The Court is the King’s bench: Limiting the US Supreme Court by re-aligning institutions …

“The province of the court is, solely, to decide on the rights of individuals, not to inquire how the executive, or executive officers, perform duties in which they have a discretion.  Questions, in their nature political, or which are, by the constitution and laws, submitted to the executive, can never be made in this court.” Marbury v Madison

I came across the above quote while further reflecting on the U.S. Supreme Court’s opinion in Dobbs v. Jackson Women’s Health Organization.  During this reflection, I reminded myself that court opinions are pieces of strategic communications first and foremost.  Court or case law reconciles philosophy, government narrative, politics, and policy in order to clarify what the law is.

During days of monarchy, it was clearer as to what the law was.  It was the king’s edict.  The court was the king’s bench.  From the bench, the king announced the law, clarifying it and applying it when settling controversies. His designees, scribes, and later “lawyers” would be tasked with spreading his rulings through the land wherever controversies arose.

I am not calling for a return to those simpler times, but I believe that using that simple framework from antiquity could be used for reforming the court.

When the opinion in Dobbs was issued, the arguments about reforming the court came to surface again.  The most poignant argument from the Left has been that the number of justices on the court needs to be expanded so that the diversity of current society and its values are better represented.  By extension, the Left appears to be saying that a court of say 15 justices, more racially and gender-identity diverse, would come to rulings more in line with the sentiments of society.

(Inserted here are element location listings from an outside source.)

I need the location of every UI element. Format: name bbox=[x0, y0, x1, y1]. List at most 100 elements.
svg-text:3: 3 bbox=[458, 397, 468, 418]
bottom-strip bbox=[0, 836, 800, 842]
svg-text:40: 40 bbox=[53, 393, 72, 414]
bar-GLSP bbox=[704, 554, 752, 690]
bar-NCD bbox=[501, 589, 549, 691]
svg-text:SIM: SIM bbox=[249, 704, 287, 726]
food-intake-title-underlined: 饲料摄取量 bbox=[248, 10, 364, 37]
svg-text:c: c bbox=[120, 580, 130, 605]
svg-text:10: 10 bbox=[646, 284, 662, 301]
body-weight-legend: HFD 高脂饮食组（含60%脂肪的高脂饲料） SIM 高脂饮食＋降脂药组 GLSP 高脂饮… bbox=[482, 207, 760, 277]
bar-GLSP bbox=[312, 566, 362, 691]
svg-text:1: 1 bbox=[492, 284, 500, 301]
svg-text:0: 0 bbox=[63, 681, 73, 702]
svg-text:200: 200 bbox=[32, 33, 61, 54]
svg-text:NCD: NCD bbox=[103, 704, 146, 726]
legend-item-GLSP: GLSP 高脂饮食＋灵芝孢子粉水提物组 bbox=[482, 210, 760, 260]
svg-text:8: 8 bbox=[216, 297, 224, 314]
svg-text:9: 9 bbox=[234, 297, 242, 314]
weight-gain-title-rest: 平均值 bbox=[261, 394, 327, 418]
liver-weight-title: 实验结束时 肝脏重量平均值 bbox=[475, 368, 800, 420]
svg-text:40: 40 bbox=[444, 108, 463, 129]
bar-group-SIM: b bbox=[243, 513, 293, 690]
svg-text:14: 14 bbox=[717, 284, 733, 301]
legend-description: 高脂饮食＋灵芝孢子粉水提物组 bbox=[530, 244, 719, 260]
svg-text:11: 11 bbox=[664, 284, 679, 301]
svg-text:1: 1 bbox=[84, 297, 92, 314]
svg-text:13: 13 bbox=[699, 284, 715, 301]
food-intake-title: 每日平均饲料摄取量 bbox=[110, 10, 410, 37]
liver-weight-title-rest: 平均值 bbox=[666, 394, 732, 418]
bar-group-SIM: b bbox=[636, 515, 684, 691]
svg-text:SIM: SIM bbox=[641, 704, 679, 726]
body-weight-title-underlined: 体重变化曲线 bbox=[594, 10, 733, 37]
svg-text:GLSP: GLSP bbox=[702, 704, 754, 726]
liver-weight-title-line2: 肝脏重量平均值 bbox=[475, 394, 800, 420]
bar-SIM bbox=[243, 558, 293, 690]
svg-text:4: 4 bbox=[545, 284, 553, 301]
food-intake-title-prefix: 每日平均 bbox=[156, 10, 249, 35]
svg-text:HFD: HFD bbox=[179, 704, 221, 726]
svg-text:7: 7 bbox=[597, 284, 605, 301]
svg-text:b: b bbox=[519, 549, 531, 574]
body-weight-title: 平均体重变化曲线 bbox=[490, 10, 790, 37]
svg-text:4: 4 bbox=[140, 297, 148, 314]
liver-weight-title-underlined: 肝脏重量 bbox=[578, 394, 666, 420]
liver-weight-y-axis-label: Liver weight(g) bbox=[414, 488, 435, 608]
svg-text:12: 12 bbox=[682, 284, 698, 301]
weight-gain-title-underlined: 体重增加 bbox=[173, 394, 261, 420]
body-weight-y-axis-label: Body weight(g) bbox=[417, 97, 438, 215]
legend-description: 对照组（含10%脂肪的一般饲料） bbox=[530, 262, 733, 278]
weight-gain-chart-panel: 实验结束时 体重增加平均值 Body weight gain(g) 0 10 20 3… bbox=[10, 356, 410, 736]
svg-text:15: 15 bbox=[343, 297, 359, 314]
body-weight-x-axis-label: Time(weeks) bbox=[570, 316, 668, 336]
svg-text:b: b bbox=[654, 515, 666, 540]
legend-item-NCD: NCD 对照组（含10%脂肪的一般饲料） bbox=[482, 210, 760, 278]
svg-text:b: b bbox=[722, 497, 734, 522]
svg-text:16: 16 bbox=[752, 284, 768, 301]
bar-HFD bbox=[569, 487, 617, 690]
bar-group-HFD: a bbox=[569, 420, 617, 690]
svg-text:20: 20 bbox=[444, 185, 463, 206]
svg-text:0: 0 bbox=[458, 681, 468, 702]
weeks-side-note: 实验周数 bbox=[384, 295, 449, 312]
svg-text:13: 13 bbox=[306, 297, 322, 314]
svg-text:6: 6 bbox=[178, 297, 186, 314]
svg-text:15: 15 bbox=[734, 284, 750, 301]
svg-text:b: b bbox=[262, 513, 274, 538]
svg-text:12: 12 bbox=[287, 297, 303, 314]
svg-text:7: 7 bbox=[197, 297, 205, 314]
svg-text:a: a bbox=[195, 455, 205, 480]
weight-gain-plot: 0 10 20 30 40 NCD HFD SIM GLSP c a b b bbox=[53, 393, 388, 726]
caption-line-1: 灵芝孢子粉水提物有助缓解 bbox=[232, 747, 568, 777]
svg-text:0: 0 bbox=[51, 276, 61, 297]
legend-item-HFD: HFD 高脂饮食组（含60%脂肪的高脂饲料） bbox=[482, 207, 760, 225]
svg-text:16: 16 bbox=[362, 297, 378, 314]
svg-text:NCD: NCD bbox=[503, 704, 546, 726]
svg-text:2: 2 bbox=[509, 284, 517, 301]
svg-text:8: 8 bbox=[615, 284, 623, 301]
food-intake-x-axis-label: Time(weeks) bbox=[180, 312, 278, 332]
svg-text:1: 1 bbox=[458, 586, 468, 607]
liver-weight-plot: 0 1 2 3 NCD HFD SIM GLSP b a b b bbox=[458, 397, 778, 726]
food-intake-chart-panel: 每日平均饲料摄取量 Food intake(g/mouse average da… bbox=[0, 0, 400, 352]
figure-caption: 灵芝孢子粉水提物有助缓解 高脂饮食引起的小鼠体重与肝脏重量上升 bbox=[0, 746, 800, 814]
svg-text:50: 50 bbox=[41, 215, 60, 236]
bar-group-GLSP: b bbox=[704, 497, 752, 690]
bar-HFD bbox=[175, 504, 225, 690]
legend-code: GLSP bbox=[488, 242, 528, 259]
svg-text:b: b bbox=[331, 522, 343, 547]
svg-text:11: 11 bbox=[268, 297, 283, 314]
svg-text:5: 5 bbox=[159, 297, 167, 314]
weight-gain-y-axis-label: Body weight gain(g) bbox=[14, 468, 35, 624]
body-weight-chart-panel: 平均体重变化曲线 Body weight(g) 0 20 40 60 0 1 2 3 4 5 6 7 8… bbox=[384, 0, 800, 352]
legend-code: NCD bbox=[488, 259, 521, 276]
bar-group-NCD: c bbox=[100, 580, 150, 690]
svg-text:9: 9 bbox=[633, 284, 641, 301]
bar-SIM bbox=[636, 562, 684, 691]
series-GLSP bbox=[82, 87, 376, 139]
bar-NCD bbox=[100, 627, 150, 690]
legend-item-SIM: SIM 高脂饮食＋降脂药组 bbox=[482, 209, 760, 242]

The data provides the Left some support in that regard.  As I determined in a previous post, approximately 60% of Americans believe that abortion should be legal, yet the majority in Dobbs noted in its analysis that historically, most states have treated abortion as a crime and given that the right to an abortion is not expressed in the Constitution, history, along with text and precedence, should be a factor when determining if the right exists at all.

But are courts representatives of the people?  Are they a representative body and should they be?  The majority in Dobbs seems to drive home the point that the court is not a representative body.  It is a creature of a republic but not a democratic body.  The court reiterated that the public should have these debates and have the debates decided legislatively via the state representatives they, the people, elected. 

I could see rebuttal from the Left where Marbury is cited as license for the high court to decide on the abortion rights of the individual woman.  The court, at least a court preferring a strict reading of the Constitution, will say, “Sure, we agree that we decide on individual rights, but only on those rights the people and their government explicitly say exists and abortion is not one of them.”

The court did a full-court libertarian press with this opinion, taking itself out of the decision as to what a woman can do with her body.  That is the irony; that pro-choice advocates would want the government involved in the decision at all. I don’t believe these advocates asked themselves if the benefit of having a uniform abortion law that saves them on the costs of forum shopping is worth the cost of their individual liberties and the slippery slope that raises these costs.

But back to the issue of reforming the court.  Reformation should start with ensuring that the court is politically aligned with the administration.  Each member should be nominated or re-nominated by the elected president.  The justices’ terms would be attached to the term in office of the President. It would be understood that decisions on individual rights, the interpretation of the Constitution, the clarification of the law would be done within the philosophy, narrative, politics, and polices of the Administration. This approach raises the importance of voting, especially since a president relies on a supportive Senate majority to get her nominees through confirmation.

Is Congressional legislative intent left out in the cold? No, because the policies of an administration are based on the president’s duty to execute the law, so any interpretation of the law by the court takes Congress’ intent into account.

A real government speaks with one voice.  A re-alignment ensures clarity and reduces uncertainty.

The electorate has been passing the buck for too long.  If Americans endorse the notion of government, it has to endorse an electoral process that aligns all spinners of political narrative into one box.  Society is too split, its government’s policies too disjointed for this reason.